Coronavirus Has Made Me a Better Physician
Lessons from the Harvard Neurology residency
If you only have five minutes with a patient, what questions do you ask and what physical exam maneuvers do you perform? If you can only order one laboratory test, what should it be? If the MRI or CT scanner is unavailable, are you still confident in your diagnosis?
These are questions that we resident physicians ask ourselves daily as part of a critical thinking exercise. They help us stay grounded and able to practice medicine without relying on the luxuries of expensive or advanced testing.
Theory becomes reality
When Covid-19 engulfed our state and hospital, this critical thinking exercise took on new meaning by becoming a daily reality. I found myself increasingly working in a resource-limited environment, in which every patient encounter and test was scrutinized for necessity. It wasn’t easy to completely upend my usual practice — yet I suspect that facing constant limitations may have made me a better physician.
Coronavirus has prompted me to relearn the fundamentals of medicine, triage appropriately, and adapt to a virtual visit model — all of which may mean I’m providing increased care.
Because covid precautions demand limited patient encounters, I am forced to think carefully through the minimum necessary steps, exam findings, and testing to clinch the diagnosis.
I recently saw a 23-year-old woman in the emergency department for a severe headache. She was in significant pain and could not provide much of a history, which meant we were unable to rule her out for Covid-19. She also had a low-grade fever, flagging concern about meningitis, a deadly brain infection.
I abbreviated my exam to look for two things: neck stiffness and trouble with eye movements. She had both, indicating a likely deadly infection, with early signs of increased intracranial pressure. The patient needed prompt antibiotics, urgent head imaging, and a spinal puncture. This type of “emergency neurology” workup is normally frowned upon, as there may be subtle things that are missed in a rapid encounter. However, because Covid precautions demand limited patient encounters, I am forced to think carefully through the minimum necessary steps, exam findings, and testing to clinch the diagnosis.
Tests become risks
In today’s climate, the stakes are higher for any scan I might order. A brain MRI, for instance, will potentially expose the patient’s nurse, emergency room physician, transport team, radiology technologist, radiologist, environmental services team, and administrative staff to the virus — if the patient has it. Likewise, the patient will also be exposed to all of these individuals who might be carrying it.
With this in mind, I am frequently forced to reconsider my recommendations. Obtaining unnecessary imaging is a dangerous practice. Incidentalomas, unexpected incidental findings, occur in as much as 10% of patients. These findings can lead to increased worry, stress, and unnecessary interventions. This is in addition to the harmful radiation or intravenous contrast, which may cause anaphylaxis or kidney damage, that a scan might entail.
We now have to be absolutely sure about every test we order.
Because of this particular patient’s abnormal eye movements and neck stiffness, she needed imaging despite the risks of exposure. While at times it has been daunting to practice medicine without the guaranteed safety net of advanced testing, it has been refreshing to place new emphasis on our clinical skills and knowledge.
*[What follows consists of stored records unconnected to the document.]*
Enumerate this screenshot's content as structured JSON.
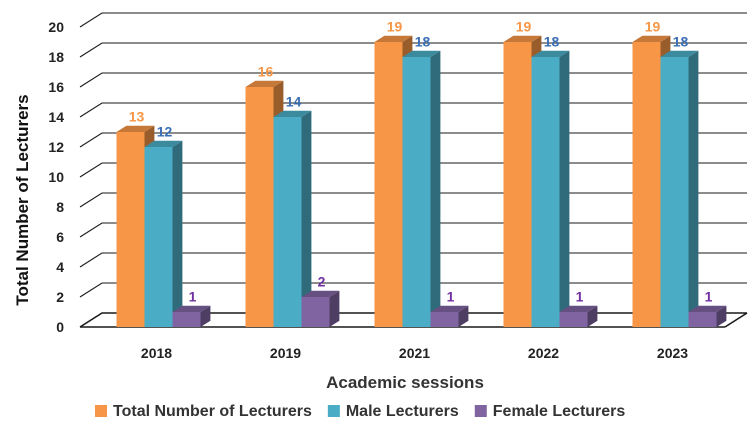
{
  "chart_data": {
    "type": "bar",
    "categories": [
      "2018",
      "2019",
      "2021",
      "2022",
      "2023"
    ],
    "series": [
      {
        "name": "Total Number of Lecturers",
        "values": [
          13,
          16,
          19,
          19,
          19
        ],
        "color": "#F79646",
        "label_color": "#F79646"
      },
      {
        "name": "Male Lecturers",
        "values": [
          12,
          14,
          18,
          18,
          18
        ],
        "color": "#4BACC6",
        "label_color": "#3B6FB6"
      },
      {
        "name": "Female Lecturers",
        "values": [
          1,
          2,
          1,
          1,
          1
        ],
        "color": "#8064A2",
        "label_color": "#7030A0"
      }
    ],
    "title": "",
    "xlabel": "Academic sessions",
    "ylabel": "Total Number of Lecturers",
    "ylim": [
      0,
      20
    ],
    "yticks": [
      0,
      2,
      4,
      6,
      8,
      10,
      12,
      14,
      16,
      18,
      20
    ],
    "grid": true,
    "legend_position": "bottom"
  }
}
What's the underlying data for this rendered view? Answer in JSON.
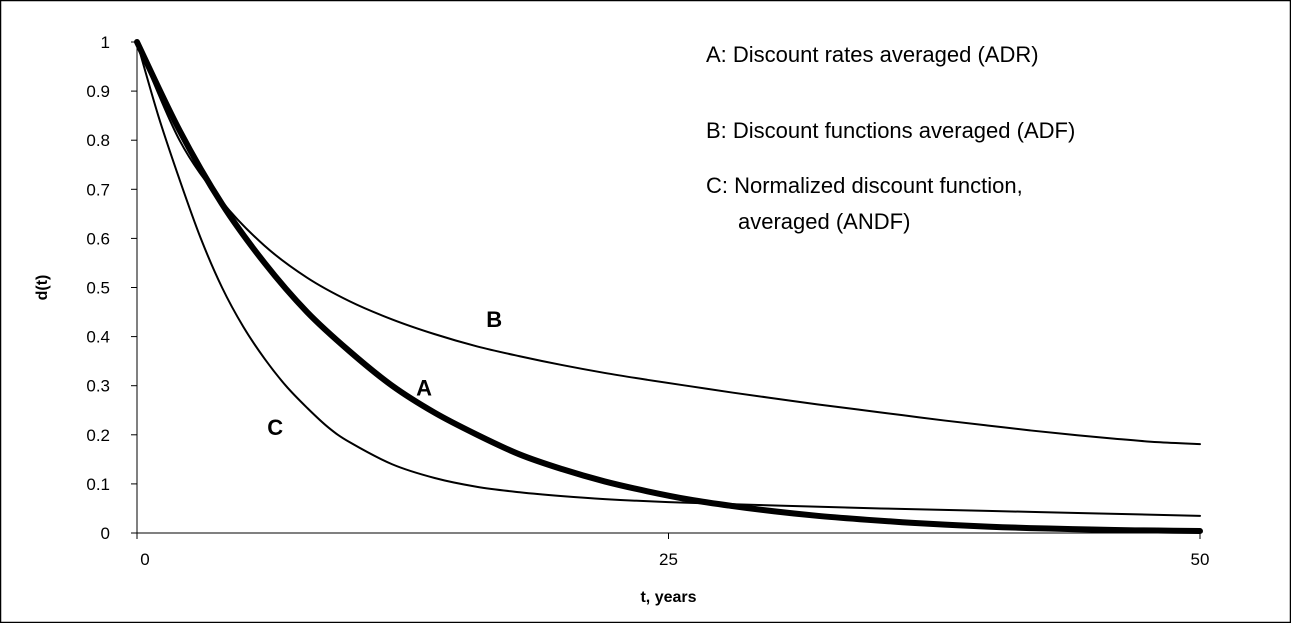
{
  "chart_data": {
    "type": "line",
    "title": "",
    "xlabel": "t, years",
    "ylabel": "d(t)",
    "xlim": [
      0,
      50
    ],
    "ylim": [
      0,
      1
    ],
    "x_ticks": [
      "0",
      "25",
      "50"
    ],
    "y_ticks": [
      "0",
      "0.1",
      "0.2",
      "0.3",
      "0.4",
      "0.5",
      "0.6",
      "0.7",
      "0.8",
      "0.9",
      "1"
    ],
    "grid": false,
    "legend": [
      "A: Discount rates averaged (ADR)",
      "B: Discount functions averaged (ADF)",
      "C: Normalized discount function,",
      "averaged (ANDF)"
    ],
    "series": [
      {
        "name": "A",
        "x": [
          0,
          2,
          4,
          6,
          8,
          10,
          12,
          14,
          16,
          18,
          20,
          22,
          24,
          26,
          28,
          30,
          32,
          34,
          36,
          38,
          40,
          42,
          44,
          46,
          48,
          50
        ],
        "y": [
          1.0,
          0.82,
          0.67,
          0.55,
          0.45,
          0.37,
          0.3,
          0.245,
          0.2,
          0.16,
          0.13,
          0.105,
          0.085,
          0.068,
          0.055,
          0.044,
          0.035,
          0.028,
          0.022,
          0.017,
          0.013,
          0.01,
          0.008,
          0.006,
          0.005,
          0.004
        ],
        "color": "#000000",
        "stroke": "thick"
      },
      {
        "name": "B",
        "x": [
          0,
          2,
          4,
          6,
          8,
          10,
          12,
          14,
          16,
          18,
          20,
          22,
          24,
          26,
          28,
          30,
          32,
          34,
          36,
          38,
          40,
          42,
          44,
          46,
          48,
          50
        ],
        "y": [
          1.0,
          0.8,
          0.675,
          0.585,
          0.52,
          0.472,
          0.435,
          0.405,
          0.38,
          0.36,
          0.342,
          0.326,
          0.312,
          0.299,
          0.286,
          0.274,
          0.262,
          0.251,
          0.24,
          0.229,
          0.219,
          0.209,
          0.2,
          0.192,
          0.185,
          0.181
        ],
        "color": "#000000",
        "stroke": "thin"
      },
      {
        "name": "C",
        "x": [
          0,
          1,
          2,
          3,
          4,
          5,
          6,
          7,
          8,
          9,
          10,
          12,
          14,
          16,
          18,
          20,
          22,
          25,
          30,
          35,
          40,
          45,
          50
        ],
        "y": [
          1.0,
          0.85,
          0.72,
          0.6,
          0.5,
          0.42,
          0.355,
          0.3,
          0.255,
          0.215,
          0.185,
          0.14,
          0.112,
          0.094,
          0.083,
          0.075,
          0.069,
          0.063,
          0.056,
          0.05,
          0.045,
          0.04,
          0.035
        ],
        "color": "#000000",
        "stroke": "thin"
      }
    ],
    "annotations": [
      {
        "text": "A",
        "x": 13.5,
        "y": 0.28
      },
      {
        "text": "B",
        "x": 16.8,
        "y": 0.42
      },
      {
        "text": "C",
        "x": 6.5,
        "y": 0.2
      }
    ]
  }
}
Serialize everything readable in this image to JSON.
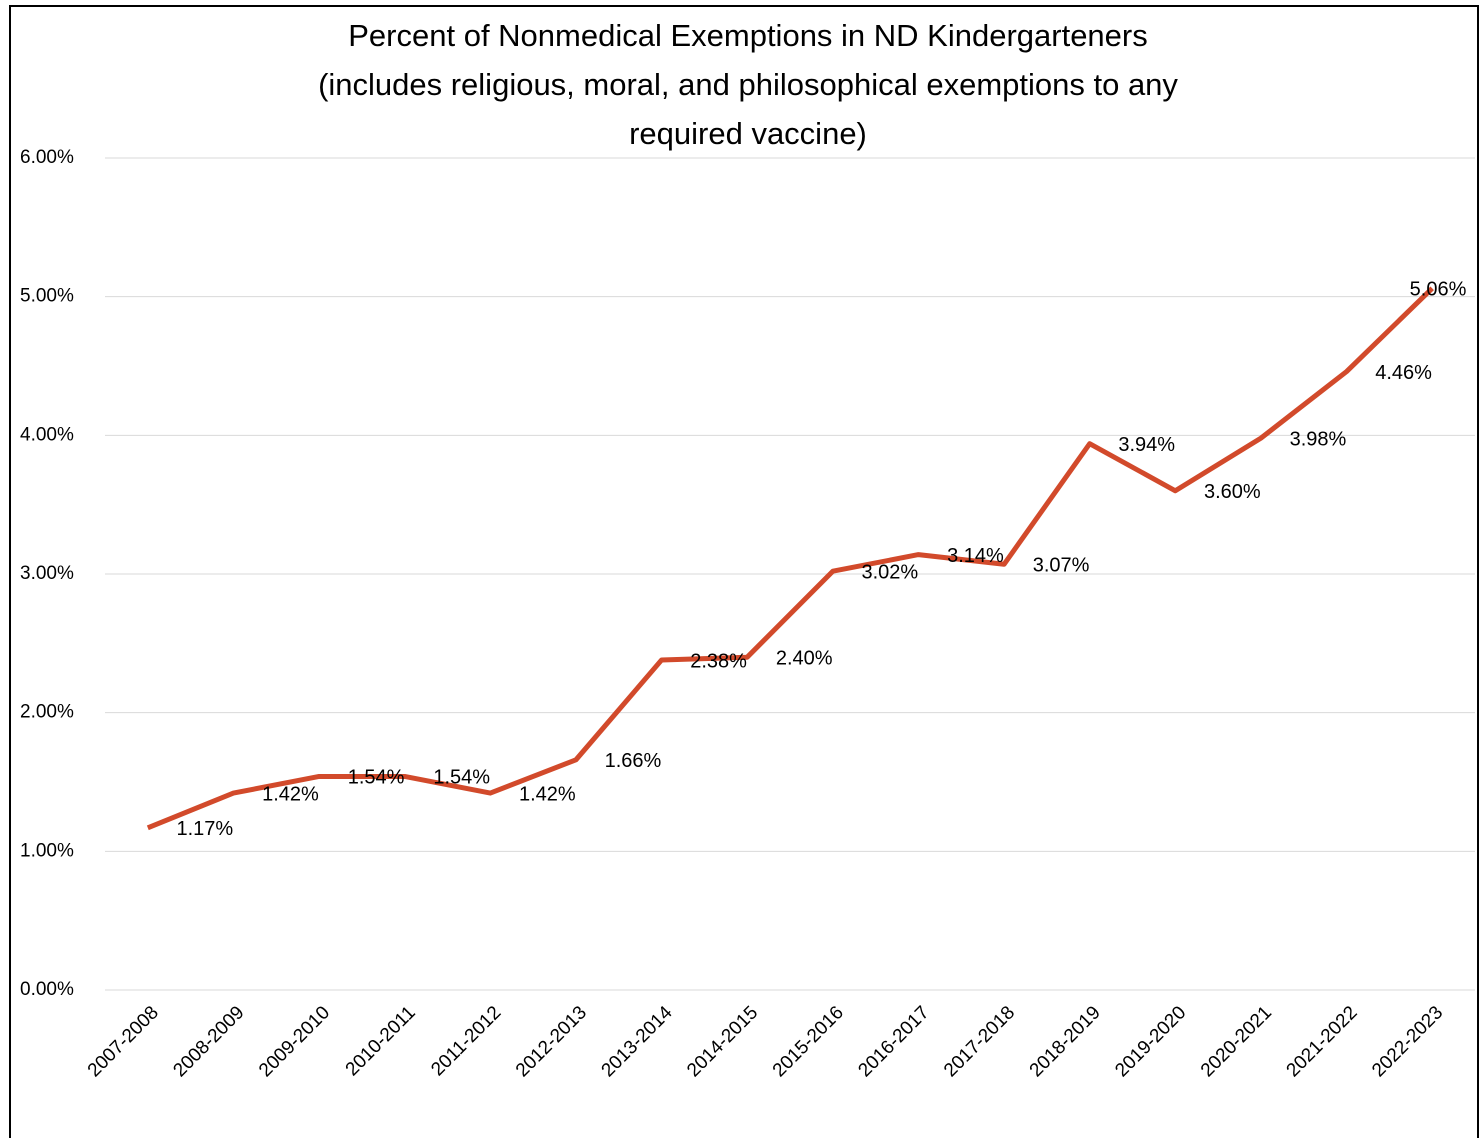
{
  "chart_data": {
    "type": "line",
    "title": [
      "Percent of Nonmedical Exemptions in ND Kindergarteners",
      "(includes religious, moral, and philosophical exemptions to any",
      "required vaccine)"
    ],
    "categories": [
      "2007-2008",
      "2008-2009",
      "2009-2010",
      "2010-2011",
      "2011-2012",
      "2012-2013",
      "2013-2014",
      "2014-2015",
      "2015-2016",
      "2016-2017",
      "2017-2018",
      "2018-2019",
      "2019-2020",
      "2020-2021",
      "2021-2022",
      "2022-2023"
    ],
    "series": [
      {
        "color": "#d24a2b",
        "values": [
          1.17,
          1.42,
          1.54,
          1.54,
          1.42,
          1.66,
          2.38,
          2.4,
          3.02,
          3.14,
          3.07,
          3.94,
          3.6,
          3.98,
          4.46,
          5.06
        ],
        "value_labels": [
          "1.17%",
          "1.42%",
          "1.54%",
          "1.54%",
          "1.42%",
          "1.66%",
          "2.38%",
          "2.40%",
          "3.02%",
          "3.14%",
          "3.07%",
          "3.94%",
          "3.60%",
          "3.98%",
          "4.46%",
          "5.06%"
        ]
      }
    ],
    "ylim": [
      0,
      6
    ],
    "yticks": [
      {
        "value": 0,
        "label": "0.00%"
      },
      {
        "value": 1,
        "label": "1.00%"
      },
      {
        "value": 2,
        "label": "2.00%"
      },
      {
        "value": 3,
        "label": "3.00%"
      },
      {
        "value": 4,
        "label": "4.00%"
      },
      {
        "value": 5,
        "label": "5.00%"
      },
      {
        "value": 6,
        "label": "6.00%"
      }
    ],
    "grid": true
  }
}
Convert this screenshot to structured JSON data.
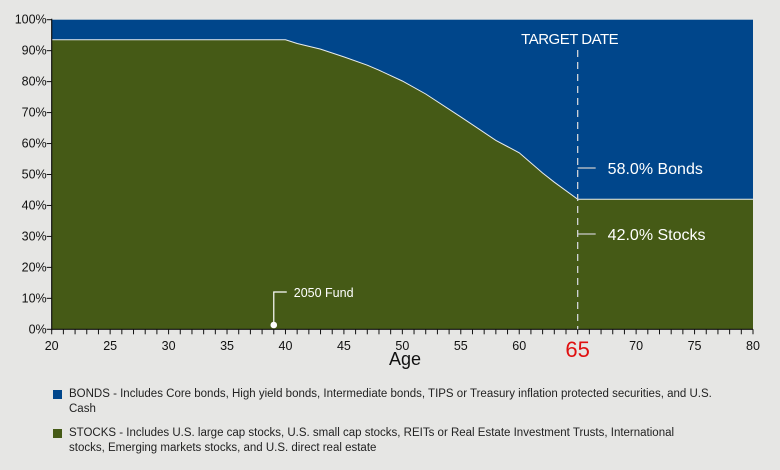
{
  "chart_data": {
    "type": "area",
    "xlabel": "Age",
    "ylabel": "",
    "xlim": [
      20,
      80
    ],
    "ylim": [
      0,
      100
    ],
    "x_ticks": [
      20,
      25,
      30,
      35,
      40,
      45,
      50,
      55,
      60,
      65,
      70,
      75,
      80
    ],
    "y_ticks": [
      "0%",
      "10%",
      "20%",
      "30%",
      "40%",
      "50%",
      "60%",
      "70%",
      "80%",
      "90%",
      "100%"
    ],
    "highlight_tick": "65",
    "grid": false,
    "stacked": true,
    "series": [
      {
        "name": "STOCKS",
        "color": "#455a16",
        "points": [
          [
            20,
            93.5
          ],
          [
            40,
            93.5
          ],
          [
            41,
            92.3
          ],
          [
            43,
            90.5
          ],
          [
            45,
            88
          ],
          [
            47,
            85.3
          ],
          [
            48,
            83.7
          ],
          [
            50,
            80.2
          ],
          [
            52,
            76
          ],
          [
            55,
            68.6
          ],
          [
            58,
            61
          ],
          [
            60,
            57
          ],
          [
            62,
            50.5
          ],
          [
            63,
            47.5
          ],
          [
            65,
            42
          ],
          [
            80,
            42
          ]
        ]
      },
      {
        "name": "BONDS",
        "color": "#00468b",
        "fill_to": 100
      }
    ],
    "annotations": {
      "target_date": {
        "label": "TARGET DATE",
        "x": 65
      },
      "bonds_label": "58.0% Bonds",
      "stocks_label": "42.0% Stocks",
      "fund": {
        "label": "2050 Fund",
        "x": 39
      }
    },
    "legend": {
      "placement": "bottom",
      "items": [
        {
          "color": "#00468b",
          "text": "BONDS - Includes Core bonds, High yield bonds, Intermediate bonds, TIPS or Treasury inflation protected securities, and U.S. Cash"
        },
        {
          "color": "#455a16",
          "text": "STOCKS - Includes U.S. large cap stocks, U.S. small cap stocks, REITs or Real Estate Investment Trusts, International stocks, Emerging markets stocks, and U.S. direct real estate"
        }
      ]
    }
  }
}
Caring for patients at home
This type of risk-averse thinking and triage has impacted our outpatient management as well. We now ask ourselves on a regular basis: Does this patient need to be in the hospital? We have started to triage small strokes for expedited follow-up, completing the work-up over a few days in an outpatient setting. Likewise, we have been doing our best to keep our immunocompromised patients, including those with brain tumors on chemotherapy or with multiple sclerosis on immunosuppression, out of the hospital. We have done this by increasing our number of virtual visits.
Initially, I was hesitant to move toward telemedicine. My training has always prioritized physically seeing patients and testing all parts of their nervous system — including strength, sensation, and coordination. However, while virtual visits are not perfect substitutes for in-person interactions, they offer tremendous value when it comes to increasing access to care.
Many neurologists are clustered in certain regions of the country. This has led to disparate access, particularly in rural and urban areas. Someone in rural Alaska or Maine may live hundreds of miles away from the nearest medical facility. Even living in a city with an abundance of medical specialists does not guarantee access to care. Transportation costs may be prohibitive and time consuming, ultimately contributing to health care disparities.
This pandemic has provided us with the unique opportunity to improve our telehealth system. Previously, these systems were clunky and outdated — requiring expensive technology or complex interfaces. Now, most virtual visits can be conducted using a cell phone. Even though these systems are still in their infancy, there is untold potential in increasing access to care, particularly to our most vulnerable populations. While telemedicine is not perfect and cannot fully substitute for a face-to-face visit, possibilities abound when it comes to providing medical care via telemedicine to traditionally underserved communities.
Covid-19 has undoubtedly changed the practice of medicine. And not all of these changes are negative. When this pandemic is finally over, we should not be so quick to revert back to the status quo, but rather try to integrate these changes to continue to improve health care for all.